Oh, says my foodie readership, you mean like wiener schnitzel? Well, yes and no. We're not talking delicate slices of tender baby calf, we're talking cheap, chewy lumps of real cow. Hammered flat with tenderising mallets. Pulverised with a rolling pin. If you've got the kit, stabbed with a thousand tiny blades too.
Ready to go. |
As ever, I trusted SeriousEats to provide me with a recipe. There's more agreement on how to create this dish than other, more contentious, recipes (I'm looking at you, chili con carne). However I'm sure German settlers didn't fuss around with seasoned flour and buttermilk dips like I did last night.

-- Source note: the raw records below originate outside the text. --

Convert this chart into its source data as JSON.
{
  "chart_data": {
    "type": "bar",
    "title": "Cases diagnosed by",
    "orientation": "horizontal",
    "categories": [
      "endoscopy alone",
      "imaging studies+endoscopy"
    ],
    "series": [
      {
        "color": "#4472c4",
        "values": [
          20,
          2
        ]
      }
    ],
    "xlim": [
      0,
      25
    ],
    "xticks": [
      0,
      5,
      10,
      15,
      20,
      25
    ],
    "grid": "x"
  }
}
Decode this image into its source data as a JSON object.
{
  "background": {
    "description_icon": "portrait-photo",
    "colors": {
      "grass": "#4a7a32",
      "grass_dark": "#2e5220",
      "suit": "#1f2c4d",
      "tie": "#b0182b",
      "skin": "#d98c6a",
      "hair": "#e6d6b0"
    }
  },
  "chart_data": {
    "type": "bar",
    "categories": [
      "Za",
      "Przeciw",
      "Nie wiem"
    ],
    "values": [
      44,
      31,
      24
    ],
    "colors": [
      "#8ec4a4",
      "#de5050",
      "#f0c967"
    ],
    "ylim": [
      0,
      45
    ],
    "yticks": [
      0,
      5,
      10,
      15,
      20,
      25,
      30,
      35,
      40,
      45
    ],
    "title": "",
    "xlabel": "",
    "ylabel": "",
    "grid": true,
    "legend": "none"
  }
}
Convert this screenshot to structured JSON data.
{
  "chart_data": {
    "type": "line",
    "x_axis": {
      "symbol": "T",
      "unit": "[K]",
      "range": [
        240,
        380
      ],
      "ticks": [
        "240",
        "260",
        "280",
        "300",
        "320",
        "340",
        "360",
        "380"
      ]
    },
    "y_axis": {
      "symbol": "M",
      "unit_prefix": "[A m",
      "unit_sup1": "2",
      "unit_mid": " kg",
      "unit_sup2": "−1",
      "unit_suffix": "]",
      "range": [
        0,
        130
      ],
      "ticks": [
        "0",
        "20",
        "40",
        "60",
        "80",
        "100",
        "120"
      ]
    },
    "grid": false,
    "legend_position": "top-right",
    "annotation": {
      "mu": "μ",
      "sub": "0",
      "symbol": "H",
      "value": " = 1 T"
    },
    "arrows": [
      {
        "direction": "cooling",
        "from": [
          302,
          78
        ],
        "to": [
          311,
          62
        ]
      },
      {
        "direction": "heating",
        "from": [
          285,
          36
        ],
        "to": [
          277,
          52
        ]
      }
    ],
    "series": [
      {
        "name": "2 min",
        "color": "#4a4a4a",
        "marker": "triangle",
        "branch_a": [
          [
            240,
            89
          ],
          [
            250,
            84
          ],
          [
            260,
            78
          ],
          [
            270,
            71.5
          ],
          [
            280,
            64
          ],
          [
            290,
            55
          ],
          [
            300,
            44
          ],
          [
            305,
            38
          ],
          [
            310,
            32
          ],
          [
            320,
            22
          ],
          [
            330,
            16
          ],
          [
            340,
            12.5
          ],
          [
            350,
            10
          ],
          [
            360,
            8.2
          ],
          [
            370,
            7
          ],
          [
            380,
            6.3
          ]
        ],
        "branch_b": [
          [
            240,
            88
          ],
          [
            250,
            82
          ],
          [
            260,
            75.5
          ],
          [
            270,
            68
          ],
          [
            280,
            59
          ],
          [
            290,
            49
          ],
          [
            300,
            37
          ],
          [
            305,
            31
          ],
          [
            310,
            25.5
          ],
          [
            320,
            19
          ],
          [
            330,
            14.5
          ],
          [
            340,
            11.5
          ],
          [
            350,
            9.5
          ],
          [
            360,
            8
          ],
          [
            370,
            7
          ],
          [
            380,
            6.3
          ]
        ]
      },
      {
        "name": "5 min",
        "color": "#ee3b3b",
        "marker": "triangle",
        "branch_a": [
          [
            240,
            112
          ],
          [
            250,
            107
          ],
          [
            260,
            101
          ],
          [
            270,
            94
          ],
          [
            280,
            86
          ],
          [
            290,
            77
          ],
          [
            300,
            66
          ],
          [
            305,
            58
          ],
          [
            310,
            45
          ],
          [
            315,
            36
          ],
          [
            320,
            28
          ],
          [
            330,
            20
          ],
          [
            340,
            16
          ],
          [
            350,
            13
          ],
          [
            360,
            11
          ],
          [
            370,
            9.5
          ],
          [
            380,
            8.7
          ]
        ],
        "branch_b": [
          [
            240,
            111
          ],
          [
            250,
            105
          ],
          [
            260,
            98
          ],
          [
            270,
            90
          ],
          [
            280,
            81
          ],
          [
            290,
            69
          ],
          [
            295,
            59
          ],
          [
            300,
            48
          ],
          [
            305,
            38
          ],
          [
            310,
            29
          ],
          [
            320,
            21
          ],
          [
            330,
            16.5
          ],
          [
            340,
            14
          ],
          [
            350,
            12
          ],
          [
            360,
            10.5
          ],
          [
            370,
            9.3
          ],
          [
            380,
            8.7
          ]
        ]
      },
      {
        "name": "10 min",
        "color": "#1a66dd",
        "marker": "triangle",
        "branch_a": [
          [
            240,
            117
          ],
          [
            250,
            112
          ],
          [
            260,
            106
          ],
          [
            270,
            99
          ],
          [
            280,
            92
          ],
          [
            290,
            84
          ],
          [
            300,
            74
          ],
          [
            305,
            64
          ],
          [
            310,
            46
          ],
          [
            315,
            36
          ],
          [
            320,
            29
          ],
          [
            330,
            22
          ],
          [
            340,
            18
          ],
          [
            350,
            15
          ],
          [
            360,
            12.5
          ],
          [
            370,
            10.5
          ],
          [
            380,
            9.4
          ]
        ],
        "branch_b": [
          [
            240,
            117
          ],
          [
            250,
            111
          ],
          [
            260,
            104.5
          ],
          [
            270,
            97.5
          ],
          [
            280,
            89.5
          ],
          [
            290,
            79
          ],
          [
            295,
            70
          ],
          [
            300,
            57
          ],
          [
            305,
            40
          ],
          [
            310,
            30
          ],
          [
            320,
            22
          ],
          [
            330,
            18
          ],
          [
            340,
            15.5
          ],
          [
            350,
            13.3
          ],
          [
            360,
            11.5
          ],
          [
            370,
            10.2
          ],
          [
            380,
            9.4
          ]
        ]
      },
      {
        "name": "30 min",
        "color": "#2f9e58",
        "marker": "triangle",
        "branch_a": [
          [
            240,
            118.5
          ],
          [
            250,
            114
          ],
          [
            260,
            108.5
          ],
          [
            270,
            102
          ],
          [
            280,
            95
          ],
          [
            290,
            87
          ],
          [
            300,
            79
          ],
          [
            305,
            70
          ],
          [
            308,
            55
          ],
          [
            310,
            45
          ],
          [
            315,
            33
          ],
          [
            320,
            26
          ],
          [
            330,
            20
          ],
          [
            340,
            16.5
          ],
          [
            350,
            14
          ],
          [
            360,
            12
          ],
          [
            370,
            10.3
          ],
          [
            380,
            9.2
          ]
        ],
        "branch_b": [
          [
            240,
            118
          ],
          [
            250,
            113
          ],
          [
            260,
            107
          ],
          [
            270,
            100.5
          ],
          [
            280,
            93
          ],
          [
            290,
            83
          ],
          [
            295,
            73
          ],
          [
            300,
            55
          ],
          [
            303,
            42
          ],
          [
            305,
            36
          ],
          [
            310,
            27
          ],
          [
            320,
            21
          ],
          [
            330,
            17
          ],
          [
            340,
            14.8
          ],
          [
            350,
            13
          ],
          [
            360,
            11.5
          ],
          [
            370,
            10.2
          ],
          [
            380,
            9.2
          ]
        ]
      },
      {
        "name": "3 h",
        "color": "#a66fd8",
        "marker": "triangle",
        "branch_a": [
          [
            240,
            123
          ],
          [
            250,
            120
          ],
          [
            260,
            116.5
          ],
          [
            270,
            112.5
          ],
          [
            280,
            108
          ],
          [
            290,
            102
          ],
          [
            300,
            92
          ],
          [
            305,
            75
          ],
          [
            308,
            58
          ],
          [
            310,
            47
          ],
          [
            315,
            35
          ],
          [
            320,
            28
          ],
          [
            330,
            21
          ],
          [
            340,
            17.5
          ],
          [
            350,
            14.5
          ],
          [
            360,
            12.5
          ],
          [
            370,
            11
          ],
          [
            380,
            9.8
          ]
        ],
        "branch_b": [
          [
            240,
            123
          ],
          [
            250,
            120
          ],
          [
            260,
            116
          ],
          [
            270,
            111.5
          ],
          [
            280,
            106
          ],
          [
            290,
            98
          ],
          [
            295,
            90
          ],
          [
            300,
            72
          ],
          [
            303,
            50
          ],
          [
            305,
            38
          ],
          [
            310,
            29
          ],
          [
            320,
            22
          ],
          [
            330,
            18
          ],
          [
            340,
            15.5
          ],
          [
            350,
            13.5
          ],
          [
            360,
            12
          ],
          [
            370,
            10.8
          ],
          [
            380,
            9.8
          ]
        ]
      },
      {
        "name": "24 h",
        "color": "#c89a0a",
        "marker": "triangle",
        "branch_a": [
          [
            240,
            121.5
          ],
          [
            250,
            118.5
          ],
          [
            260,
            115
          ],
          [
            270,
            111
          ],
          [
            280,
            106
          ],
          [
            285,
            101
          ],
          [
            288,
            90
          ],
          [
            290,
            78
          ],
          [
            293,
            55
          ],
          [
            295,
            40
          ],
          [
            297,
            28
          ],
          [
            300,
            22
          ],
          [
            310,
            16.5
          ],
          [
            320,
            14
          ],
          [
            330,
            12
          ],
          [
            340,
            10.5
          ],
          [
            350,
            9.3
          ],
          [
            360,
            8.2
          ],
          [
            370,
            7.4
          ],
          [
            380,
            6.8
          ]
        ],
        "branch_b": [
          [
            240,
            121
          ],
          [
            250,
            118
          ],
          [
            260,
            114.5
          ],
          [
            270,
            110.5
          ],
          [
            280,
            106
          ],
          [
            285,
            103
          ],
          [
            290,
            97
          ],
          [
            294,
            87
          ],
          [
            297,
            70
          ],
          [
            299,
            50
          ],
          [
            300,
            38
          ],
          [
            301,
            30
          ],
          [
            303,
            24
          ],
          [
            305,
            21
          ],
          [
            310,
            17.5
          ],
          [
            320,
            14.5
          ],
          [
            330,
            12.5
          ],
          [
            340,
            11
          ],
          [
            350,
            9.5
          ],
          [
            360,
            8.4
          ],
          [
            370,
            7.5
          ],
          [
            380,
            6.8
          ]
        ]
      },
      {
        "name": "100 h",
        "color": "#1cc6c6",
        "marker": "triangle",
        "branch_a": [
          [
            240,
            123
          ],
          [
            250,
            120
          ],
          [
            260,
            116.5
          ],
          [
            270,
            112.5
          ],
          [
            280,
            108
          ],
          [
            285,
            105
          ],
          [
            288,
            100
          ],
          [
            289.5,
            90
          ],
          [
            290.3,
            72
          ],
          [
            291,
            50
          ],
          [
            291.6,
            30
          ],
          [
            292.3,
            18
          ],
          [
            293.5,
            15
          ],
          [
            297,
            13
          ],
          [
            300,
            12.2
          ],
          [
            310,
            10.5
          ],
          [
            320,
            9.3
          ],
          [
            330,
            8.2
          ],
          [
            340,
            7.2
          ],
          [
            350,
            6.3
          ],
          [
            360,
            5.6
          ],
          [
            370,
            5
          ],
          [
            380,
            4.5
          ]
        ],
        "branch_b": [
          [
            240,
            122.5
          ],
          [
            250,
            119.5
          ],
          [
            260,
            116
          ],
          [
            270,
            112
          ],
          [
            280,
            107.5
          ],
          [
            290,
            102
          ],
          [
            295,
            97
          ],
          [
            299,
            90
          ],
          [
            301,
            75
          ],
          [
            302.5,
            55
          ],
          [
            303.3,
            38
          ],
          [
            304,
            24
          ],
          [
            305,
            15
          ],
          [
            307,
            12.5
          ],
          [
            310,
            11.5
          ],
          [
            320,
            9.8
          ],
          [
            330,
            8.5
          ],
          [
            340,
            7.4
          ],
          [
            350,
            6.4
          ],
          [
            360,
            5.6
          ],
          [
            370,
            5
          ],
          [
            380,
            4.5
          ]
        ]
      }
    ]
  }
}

When it came to side dishes, I tried to stay as traditional as possible. Country gravy - white sauce - isn't optional. It's an integral part of the dish. I chose mash and green beans because that's what I've always had. Although I resisted the temptation to boil the beans close to the point of becoming mush. Keeping a bit of bite was my only concession to European tastes.
And did it all work? Hell yeah. A classic of comfort food cooking. I'll be making this again - especially if I can find some cheap and chewy steak!